The purchase will be backed by New York-based BlackRock Realty.
The 11,200-unit complex, Manhattan's largest, is home to generations of teachers and firefighters, lawyers and Wall Street workers. Three-quarters of the residences are rent-regulated, prompting some tenants to protest the sale because they don't want their homes converted into condominiums they can't afford to buy.
Tishman Speyer is acquiring the biggest residential property in the most expensive market in the U.S. at a time when rental vacancies are falling and condominium prices are rising. MetLife, the biggest U.S. life insurer, has been divesting Manhattan property holdings since last year, when it sold its namesake building at 200 Park Avenue for $1.72 billion and its former headquarters at 1 Madison Avenue for $918 million.
``Wall Street is all about current operating earnings,'' said David Anthony, an analyst with Argus Research who has a buy rating on MetLife stock. ``This is about putting it into things that would increase the operating returns.''
MetLife, which last year paid $11.8 billion for Citigroup Inc.'s Travelers Life & Annuity insurance business, built the complex six decades ago, partly by buying up land in what was then known as the Gashouse District.
The city used eminent domain to acquire additional land, sold it to New York-based MetLife and gave the company 25 years of tax breaks because New York needed more affordable housing after World War II.
Louisiana Purchase
The sale may be the biggest real estate transaction in U.S. history, said Steve Murray, editor of Real Trends, a residential real estate communications company. The United States government paid $15 million for the Louisiana Purchase in 1803, the equivalent of $277 million in today's dollars, according to the historical price calculator measuringworth.com.
The median price of new homes in the U.S. was $237,000 in August, up .34 percent from $236,200 a month earlier, according to the U.S. Census bureau. The median price of Manhattan condos rose 1.5 percent to $990,000 in the second quarter from $975,000 in the first, according to Miller Samuel Inc., the biggest Manhattan appraiser.
Rents Rising
Median rents in Manhattan's most-popular neighborhoods rose as much as 9.7 percent between June 2004 and December 2005. The vacancy rate for apartments in Manhattan for the second quarter was 0.55 percent, compared with 0.78 percent in the first quarter, according to New York broker Citi Habitats.
MetLife first said in July it might sell the property. It hired CB Richard Ellis, the nation's largest commercial real estate broker, to do so. Final offers with deposits were due Oct. 16 and the sale should close by Nov. 15, according to documents CBRE sent to bidders.

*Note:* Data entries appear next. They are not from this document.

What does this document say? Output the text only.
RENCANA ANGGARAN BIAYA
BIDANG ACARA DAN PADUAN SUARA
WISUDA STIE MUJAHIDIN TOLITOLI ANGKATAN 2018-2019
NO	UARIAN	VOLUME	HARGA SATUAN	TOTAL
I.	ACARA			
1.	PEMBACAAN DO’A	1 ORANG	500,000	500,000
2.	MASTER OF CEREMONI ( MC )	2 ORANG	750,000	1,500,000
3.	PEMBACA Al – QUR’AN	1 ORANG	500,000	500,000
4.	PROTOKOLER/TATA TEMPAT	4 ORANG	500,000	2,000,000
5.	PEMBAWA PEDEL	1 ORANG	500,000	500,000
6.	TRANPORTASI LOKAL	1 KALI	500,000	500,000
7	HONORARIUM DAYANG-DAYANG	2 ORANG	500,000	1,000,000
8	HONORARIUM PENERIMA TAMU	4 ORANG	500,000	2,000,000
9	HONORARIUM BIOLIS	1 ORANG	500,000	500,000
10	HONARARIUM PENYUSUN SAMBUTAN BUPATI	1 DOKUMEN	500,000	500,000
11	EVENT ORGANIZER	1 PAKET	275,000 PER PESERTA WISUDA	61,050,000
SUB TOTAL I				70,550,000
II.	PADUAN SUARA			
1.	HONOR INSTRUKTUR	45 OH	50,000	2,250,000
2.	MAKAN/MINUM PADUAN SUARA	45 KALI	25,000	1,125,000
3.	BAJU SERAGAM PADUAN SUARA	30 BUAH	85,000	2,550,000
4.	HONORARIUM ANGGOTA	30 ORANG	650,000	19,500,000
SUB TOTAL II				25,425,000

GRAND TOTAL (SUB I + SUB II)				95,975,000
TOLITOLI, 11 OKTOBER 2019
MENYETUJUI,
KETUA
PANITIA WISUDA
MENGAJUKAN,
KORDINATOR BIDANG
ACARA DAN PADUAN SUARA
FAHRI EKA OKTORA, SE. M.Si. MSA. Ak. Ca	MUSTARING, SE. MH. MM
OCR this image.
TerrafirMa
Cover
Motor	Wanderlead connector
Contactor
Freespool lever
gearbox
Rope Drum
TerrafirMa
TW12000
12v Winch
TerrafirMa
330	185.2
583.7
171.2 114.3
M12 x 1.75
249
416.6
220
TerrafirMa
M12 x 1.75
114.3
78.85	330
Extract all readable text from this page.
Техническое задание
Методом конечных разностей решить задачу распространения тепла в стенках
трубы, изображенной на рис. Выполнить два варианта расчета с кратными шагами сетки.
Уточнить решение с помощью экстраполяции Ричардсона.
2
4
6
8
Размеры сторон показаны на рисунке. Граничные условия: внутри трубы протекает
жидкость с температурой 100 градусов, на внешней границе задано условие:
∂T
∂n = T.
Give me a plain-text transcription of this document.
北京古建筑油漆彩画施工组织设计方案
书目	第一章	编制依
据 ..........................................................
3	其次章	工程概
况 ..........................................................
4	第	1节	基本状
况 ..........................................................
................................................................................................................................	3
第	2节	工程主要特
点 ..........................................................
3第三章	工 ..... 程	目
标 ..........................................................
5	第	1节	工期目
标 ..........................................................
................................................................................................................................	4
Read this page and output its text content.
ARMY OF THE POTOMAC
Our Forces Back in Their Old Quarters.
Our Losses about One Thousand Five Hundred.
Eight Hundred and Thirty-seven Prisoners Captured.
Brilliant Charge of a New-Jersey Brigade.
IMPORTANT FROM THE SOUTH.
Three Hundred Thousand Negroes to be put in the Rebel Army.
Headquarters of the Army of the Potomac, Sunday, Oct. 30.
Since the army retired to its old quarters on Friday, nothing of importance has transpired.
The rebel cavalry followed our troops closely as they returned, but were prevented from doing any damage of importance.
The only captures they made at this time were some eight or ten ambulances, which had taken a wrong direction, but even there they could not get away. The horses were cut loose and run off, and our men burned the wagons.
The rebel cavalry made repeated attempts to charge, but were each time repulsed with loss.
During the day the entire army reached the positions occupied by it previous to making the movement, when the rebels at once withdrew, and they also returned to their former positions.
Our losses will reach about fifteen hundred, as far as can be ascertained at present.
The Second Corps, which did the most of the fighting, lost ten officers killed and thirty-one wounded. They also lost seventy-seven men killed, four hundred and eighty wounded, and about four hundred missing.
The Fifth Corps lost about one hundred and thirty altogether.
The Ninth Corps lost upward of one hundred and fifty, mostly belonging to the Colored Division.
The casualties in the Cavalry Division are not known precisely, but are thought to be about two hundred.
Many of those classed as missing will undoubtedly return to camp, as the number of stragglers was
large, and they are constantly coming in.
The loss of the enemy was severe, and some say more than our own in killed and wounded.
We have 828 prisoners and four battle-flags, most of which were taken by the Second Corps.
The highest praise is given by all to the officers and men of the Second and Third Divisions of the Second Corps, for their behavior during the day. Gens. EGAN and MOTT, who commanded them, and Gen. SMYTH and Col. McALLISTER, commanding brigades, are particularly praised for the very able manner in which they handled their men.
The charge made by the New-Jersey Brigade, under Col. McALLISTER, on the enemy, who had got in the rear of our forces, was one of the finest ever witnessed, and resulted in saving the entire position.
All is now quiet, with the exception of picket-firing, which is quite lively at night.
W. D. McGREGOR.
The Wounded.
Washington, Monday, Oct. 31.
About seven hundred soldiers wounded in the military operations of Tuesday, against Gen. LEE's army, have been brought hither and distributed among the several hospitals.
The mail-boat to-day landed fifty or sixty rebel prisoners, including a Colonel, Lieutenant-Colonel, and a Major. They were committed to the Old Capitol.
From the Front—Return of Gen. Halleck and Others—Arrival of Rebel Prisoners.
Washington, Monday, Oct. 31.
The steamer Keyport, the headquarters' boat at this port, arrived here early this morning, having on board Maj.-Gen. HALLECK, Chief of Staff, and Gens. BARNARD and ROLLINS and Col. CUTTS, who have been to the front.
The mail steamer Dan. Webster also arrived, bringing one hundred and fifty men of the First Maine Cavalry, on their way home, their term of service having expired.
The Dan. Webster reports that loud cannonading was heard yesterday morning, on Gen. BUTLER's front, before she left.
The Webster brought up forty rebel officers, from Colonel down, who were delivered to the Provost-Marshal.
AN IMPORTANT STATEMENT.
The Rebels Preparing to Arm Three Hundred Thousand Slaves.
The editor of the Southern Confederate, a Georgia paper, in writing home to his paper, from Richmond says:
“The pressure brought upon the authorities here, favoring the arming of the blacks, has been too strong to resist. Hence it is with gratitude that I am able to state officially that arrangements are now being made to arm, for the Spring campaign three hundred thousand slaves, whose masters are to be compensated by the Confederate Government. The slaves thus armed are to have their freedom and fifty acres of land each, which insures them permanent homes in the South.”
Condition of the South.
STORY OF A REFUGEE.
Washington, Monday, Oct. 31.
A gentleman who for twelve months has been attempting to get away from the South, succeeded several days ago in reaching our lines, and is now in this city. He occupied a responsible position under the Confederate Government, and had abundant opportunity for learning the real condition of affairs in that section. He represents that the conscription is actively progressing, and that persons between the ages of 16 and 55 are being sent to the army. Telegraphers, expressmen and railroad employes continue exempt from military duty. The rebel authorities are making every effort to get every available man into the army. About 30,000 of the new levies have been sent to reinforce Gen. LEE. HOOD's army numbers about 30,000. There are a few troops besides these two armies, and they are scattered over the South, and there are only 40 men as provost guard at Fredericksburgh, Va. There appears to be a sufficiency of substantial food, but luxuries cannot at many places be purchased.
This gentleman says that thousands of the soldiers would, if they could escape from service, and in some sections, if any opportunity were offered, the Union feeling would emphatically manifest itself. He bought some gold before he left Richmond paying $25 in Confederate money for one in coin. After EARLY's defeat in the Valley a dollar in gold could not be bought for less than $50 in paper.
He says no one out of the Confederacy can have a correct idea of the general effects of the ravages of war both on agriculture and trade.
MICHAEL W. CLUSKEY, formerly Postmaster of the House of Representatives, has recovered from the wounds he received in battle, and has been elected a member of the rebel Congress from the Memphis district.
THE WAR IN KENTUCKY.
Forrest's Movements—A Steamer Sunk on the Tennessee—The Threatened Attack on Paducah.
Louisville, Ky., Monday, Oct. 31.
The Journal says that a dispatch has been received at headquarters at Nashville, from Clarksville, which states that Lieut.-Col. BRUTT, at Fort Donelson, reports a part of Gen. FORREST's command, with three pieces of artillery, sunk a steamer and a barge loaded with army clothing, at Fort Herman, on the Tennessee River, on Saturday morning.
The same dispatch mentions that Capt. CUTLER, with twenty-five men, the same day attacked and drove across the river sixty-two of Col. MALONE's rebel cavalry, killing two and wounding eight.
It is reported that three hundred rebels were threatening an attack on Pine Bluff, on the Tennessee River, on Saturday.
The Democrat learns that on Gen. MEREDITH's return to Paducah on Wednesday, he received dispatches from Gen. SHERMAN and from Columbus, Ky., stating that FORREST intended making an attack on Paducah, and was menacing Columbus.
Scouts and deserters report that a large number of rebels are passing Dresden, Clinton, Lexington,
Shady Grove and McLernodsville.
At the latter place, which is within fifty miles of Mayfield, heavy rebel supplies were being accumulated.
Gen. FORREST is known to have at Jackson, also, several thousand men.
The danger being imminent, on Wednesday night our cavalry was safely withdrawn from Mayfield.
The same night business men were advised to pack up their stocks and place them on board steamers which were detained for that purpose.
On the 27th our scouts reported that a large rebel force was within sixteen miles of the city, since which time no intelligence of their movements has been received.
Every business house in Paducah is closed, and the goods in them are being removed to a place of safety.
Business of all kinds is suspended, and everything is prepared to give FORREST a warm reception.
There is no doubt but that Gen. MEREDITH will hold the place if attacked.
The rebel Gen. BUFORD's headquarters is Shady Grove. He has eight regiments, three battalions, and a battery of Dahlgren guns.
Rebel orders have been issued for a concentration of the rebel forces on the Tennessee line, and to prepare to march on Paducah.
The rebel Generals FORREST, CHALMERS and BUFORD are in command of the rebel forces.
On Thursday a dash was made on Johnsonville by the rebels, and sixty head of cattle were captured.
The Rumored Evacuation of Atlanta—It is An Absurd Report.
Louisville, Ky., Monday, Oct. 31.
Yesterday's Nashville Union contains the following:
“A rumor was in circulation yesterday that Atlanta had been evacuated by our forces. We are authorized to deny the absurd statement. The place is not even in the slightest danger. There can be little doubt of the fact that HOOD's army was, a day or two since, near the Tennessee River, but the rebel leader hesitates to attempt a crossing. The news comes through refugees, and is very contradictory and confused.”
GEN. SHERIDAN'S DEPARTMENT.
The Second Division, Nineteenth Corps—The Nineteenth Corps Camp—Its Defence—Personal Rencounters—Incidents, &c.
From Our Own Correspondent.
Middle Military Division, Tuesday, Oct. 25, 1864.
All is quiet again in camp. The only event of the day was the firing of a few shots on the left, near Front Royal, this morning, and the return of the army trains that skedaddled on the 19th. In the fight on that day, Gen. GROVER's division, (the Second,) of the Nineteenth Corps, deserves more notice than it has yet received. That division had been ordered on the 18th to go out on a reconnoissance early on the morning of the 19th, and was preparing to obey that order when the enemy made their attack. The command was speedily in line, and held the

The current tenants' best hope of keeping the apartments as below-market-rate rentals in perpetuity was a bid by a group led by the New York City Central Labor Council of the AFL-CIO, which controls two pension fund trusts with $5 billion earmarked for real estate investment.
New York City Councilman Daniel R. Garodnick, a life-long resident of Stuyvesant Town and Peter Cooper Village, said the tenant-backed bid planned for some apartments to be sold at market price, others at more ``affordable'' rates, and some retained as rentals.
Rent Controls
Rent regulation keeps prices below market value and limits annual increases. It doesn't allow a new landlord to break the life-long residency rights of tenants. Owners can turn such apartments into co-ops or condos through a series of steps starting with offering to sell units to their occupants. Next, at least 15 percent would have to agree to buy. No regulated tenant could be kicked out if they didn't want to do so.
Otherwise, the new landlord would have to wait until rent- regulated units reach $2,000 per month and a tenant's household income exceeds $175,000 for two consecutive years.
MetLife required potential buyers to sign confidentiality agreements before receiving bid documents. That and the intense competition for the iconic property -- which some real estate observers have put on a par with the sale of Rockefeller Center or the Empire State Building -- has kept much of the sales process secret.